Magna Carta Memorial
Exactly 799 years ago yesterday – June 15, 1215 – King John agreed to the Magna Carta, the written document that formed the basis for English – and ultimately American – common law. Among other things, the Magna Carta acknowledged that the sovereign was subject to law (the concept underlying the American Declaration of Independence), and imposed restrictions on government’s powers (the precursor to the U.S. Constitution’s Bill of Rights). The Thames Path passes by the very spot where some forward-thinking barons forced King John’s hand in what may have been the most important event in western democracy, and especially so because the barons recorded it for history.

Eight hundred years of recorded history simply does not exist in the Americas. Sure, the Americas had great civilizations millennia ago – the Incas, Mayans and Aztecs come to mind – but they didn’t have the foresight to record their history, like King John’s barons did; or, if they did, they didn’t record it in English so it could be understood.

Recorded history has taught me a lot, which is why I’m recording this walk for history.  Just imagine, 800 years from now, a 29th century geek, sporting retro Google Glass and poring over gigabytes of electronic data, may re-discover this blog, and celebrate how in 2014 a commoner from America enlightened the world while walking along a river where in 1215, an English king had used a pen to sign his name on actual paper.

Windsor Castle
That vision occupied my mind as I passed by Windsor Castle. I was quite sure that the current residents would have liked for me to stop and discuss the Magna Carta with them over tea, but as Robert Frost once said, “I have promises to keep. And miles to go before I sleep.” So I didn’t stop.

Four miles later I arrived at Monkey Island, signifying that I had crossed out of Wonderland and into Oz. There’s a hotel on Monkey Island, and I decided to stop there before jet lag dulled my senses. Besides, my ruby slippers were starting to chafe. 

© 2014 Ken Klug


  1. Wow, so nicely written. And all historically true. I would be interested in knowing what Heathrow terminal you arrived at, and how you exited the airport and got to the river without tripping over freeways.
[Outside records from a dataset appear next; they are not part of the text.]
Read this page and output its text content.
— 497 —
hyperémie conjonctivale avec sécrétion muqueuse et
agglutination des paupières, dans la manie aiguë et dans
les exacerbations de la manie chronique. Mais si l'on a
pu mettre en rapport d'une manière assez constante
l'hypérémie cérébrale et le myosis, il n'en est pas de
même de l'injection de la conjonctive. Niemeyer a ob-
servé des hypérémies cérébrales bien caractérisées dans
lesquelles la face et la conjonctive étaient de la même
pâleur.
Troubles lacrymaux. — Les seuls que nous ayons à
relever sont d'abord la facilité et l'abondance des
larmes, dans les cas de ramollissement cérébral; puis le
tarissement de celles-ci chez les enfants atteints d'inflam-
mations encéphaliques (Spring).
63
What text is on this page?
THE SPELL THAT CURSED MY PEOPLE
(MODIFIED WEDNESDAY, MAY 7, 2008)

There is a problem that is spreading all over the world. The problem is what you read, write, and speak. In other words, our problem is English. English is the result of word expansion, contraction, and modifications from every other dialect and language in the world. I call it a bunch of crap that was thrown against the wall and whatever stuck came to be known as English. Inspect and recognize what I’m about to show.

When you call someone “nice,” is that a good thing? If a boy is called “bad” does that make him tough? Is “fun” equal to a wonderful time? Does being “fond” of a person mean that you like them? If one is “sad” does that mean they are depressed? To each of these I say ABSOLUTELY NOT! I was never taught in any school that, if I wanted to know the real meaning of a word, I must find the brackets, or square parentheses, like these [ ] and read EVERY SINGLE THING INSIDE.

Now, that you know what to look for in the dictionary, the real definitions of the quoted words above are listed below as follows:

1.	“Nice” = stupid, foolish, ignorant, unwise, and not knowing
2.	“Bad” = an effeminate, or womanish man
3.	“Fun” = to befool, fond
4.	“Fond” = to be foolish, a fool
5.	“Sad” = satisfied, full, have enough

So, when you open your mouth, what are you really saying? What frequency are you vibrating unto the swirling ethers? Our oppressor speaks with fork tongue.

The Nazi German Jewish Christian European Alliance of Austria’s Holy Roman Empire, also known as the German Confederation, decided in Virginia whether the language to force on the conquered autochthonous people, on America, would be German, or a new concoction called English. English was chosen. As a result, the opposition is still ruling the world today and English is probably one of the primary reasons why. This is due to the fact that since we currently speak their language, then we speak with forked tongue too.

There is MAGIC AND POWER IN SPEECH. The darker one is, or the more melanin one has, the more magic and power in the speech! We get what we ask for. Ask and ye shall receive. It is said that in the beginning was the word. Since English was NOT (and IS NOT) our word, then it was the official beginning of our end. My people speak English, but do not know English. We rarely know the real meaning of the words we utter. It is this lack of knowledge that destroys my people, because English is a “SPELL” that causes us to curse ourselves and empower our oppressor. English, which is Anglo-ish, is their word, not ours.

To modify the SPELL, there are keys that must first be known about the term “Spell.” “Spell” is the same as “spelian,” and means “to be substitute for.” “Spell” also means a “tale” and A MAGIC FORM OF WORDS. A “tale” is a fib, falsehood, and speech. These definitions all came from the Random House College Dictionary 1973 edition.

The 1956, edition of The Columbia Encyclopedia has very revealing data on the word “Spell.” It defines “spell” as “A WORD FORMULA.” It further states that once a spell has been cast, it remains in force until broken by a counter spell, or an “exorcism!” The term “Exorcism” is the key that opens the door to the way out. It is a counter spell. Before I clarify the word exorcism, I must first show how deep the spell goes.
    1. I arrived at Terminal 3, but with the long walks through the corridors to immigration followed by long walks through tunnels to the central transit station, I was totally disoriented. I took the bus to the river, so I didn't have to navigate freeways, but I almost tripped over fascist graffiti.

    2. Wow, as before I am enjoying it all. Terry

    3. I guess a bus or train is the sensible way to get out of the airport. But I was hoping to read about a walk through a vehicles-only tunnel, followed by arrest and confinement in the Tower of London. That said, I am enjoying your blog just as it is. Please keep hoofing and writing.

  2. ....And so it begins! So glad you made it in one piece to Heathrow and even happier I was not with you at customs I would have wrapped that chair around that ....officer's neck.
    At least poor Nigel stayed out of the way, for now! Have fun Lost- a -lot and try to stay out of trouble, right!

  3. Hi Ken. I got home late Wednesday night and then headed up to Prescott for the Fourth of July. My body still hasn't adjusted to the time change (not to mention the heat). I still go to bed too early and wake up at 4:00 am. I enjoyed the picture of the barge "Jack Frost." Obviously a skipper with good taste in boats.